Viola Davis and Joel Kinnaman also shine, as the more morally straight and grounded characters Amanda Waller and Rick Flagg respectively, the pair taking charge of Task Force X - although even their morals can be questioned at times; Ayer's message of the line between good and bad is a blurred one but everyone can find redemption is quite the poignant one. Karen Fukuhara and Adewale Akinnuoye-Agbaje are both good too, despite having the least screen time, and being very underused. If this is "bad versus evil", then sweetheart Cara Delevingne's turn at the evil, possessed antagonist Enchantress should have us quivering with fear. Yet, it doesn't.
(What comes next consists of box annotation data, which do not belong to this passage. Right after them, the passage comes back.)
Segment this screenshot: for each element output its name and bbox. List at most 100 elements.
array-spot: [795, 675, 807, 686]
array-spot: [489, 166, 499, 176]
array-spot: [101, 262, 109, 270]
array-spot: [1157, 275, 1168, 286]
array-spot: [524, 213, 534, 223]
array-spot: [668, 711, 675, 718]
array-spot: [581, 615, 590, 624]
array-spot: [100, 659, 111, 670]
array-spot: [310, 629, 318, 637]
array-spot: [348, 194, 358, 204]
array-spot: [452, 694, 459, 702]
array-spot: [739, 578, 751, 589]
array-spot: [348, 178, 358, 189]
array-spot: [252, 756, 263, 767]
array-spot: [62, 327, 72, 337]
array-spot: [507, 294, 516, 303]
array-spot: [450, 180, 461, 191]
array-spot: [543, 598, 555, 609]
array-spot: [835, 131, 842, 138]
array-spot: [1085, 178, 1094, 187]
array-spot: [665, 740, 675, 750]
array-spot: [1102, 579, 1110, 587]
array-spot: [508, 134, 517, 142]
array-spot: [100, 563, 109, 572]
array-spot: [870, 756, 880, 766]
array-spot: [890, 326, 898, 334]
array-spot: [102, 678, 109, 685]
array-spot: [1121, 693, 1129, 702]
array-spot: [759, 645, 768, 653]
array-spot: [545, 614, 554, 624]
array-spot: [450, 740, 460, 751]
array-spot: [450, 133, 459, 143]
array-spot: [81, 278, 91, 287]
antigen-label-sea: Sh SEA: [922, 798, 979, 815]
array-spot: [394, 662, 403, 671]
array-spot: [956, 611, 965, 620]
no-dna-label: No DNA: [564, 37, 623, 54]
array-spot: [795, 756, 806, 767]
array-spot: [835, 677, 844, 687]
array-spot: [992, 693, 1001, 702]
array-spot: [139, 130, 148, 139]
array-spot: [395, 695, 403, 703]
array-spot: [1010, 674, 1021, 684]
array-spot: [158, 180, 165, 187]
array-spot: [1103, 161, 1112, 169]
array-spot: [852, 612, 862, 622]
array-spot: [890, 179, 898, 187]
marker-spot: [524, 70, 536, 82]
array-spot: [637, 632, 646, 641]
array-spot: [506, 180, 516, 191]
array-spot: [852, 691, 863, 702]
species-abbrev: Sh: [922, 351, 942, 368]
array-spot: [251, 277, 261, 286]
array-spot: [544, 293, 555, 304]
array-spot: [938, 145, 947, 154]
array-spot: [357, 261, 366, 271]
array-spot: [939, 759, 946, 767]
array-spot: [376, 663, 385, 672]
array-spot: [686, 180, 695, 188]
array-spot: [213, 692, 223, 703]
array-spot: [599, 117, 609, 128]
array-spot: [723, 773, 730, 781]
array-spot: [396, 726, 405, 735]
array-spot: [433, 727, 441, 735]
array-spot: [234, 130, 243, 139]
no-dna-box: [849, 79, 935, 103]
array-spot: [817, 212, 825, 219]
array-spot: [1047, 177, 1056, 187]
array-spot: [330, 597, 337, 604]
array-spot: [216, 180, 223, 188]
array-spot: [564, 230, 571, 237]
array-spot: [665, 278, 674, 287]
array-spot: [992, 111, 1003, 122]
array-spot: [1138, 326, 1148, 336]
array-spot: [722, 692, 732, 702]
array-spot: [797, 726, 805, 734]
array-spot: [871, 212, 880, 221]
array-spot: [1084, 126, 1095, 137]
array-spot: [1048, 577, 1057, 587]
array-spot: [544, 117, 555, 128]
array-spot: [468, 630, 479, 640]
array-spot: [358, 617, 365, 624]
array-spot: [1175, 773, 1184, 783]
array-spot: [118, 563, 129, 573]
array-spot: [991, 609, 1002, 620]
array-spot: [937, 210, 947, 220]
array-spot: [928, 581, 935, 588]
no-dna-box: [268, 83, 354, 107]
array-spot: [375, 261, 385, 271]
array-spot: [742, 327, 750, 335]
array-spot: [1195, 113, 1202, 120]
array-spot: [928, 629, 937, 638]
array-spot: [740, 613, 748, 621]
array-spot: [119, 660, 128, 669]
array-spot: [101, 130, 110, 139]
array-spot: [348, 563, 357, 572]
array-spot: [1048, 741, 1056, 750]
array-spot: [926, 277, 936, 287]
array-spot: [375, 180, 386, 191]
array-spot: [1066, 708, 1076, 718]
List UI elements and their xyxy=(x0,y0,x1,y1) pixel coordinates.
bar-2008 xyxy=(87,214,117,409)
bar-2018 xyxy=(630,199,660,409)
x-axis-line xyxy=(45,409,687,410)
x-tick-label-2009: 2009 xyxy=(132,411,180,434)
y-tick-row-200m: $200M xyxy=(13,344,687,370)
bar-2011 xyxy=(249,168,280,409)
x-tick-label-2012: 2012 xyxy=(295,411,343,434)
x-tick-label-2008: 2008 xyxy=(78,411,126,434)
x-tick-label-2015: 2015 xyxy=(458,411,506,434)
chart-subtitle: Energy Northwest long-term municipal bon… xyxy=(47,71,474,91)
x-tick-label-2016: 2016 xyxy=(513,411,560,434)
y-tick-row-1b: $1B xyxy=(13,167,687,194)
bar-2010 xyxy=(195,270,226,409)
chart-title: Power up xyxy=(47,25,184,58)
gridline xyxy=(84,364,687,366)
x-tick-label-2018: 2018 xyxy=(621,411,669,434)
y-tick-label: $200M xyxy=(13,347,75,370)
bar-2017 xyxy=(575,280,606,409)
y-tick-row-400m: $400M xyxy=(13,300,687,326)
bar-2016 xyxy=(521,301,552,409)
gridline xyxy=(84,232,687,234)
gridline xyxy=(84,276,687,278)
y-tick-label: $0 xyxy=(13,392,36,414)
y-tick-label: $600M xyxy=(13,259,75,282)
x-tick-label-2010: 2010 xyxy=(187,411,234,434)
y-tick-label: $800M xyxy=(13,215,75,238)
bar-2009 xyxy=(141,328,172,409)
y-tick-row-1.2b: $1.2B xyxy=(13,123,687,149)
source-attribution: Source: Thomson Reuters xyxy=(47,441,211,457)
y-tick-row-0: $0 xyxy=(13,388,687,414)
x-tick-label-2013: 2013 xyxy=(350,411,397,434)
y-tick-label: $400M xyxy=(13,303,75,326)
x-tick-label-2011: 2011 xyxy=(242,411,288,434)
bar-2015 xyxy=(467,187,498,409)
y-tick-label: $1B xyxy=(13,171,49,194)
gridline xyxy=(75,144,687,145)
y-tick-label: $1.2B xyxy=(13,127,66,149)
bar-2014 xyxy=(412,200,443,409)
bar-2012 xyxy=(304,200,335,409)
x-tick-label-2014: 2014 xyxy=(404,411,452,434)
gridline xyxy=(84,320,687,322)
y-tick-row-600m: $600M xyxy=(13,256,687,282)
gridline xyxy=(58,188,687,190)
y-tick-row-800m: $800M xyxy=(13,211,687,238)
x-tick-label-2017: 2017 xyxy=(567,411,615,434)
Delevingne is an incredible talent and she gives a strong performance here, but she also feels very underutilised and her character is nothing more than a bland, generic comic-book villain. Her motives are unclear and she doesn't stand out as a formidable antagonist, due to how lacklustre her character arc was because of how poorly she was written - by far the weakest of the lot. As for Jared Leto's The Joker, he was a wildcard and his role was fairly detached from the main team and premise. Leto's turn as the Clown Prince of Crime is certainly very different from anything we've seen before, with this version feeling like a more modern, truly off the chain interpretation. Sometimes it works, sometimes it doesn't. He never quite reaches the wit of Nicholson, nor the craziness of Ledger, but instead settles for in between. Leto can go a bit too overboard at times - even for such a character - and some of his dialogue delivery doesn't work. Although, at other points, he is truly chilling. His scenes with Robbie are the film's best but his screen time is limited and it would have been nice to see a bit more of him. Oh, but his Joker laugh is just hauntingly good.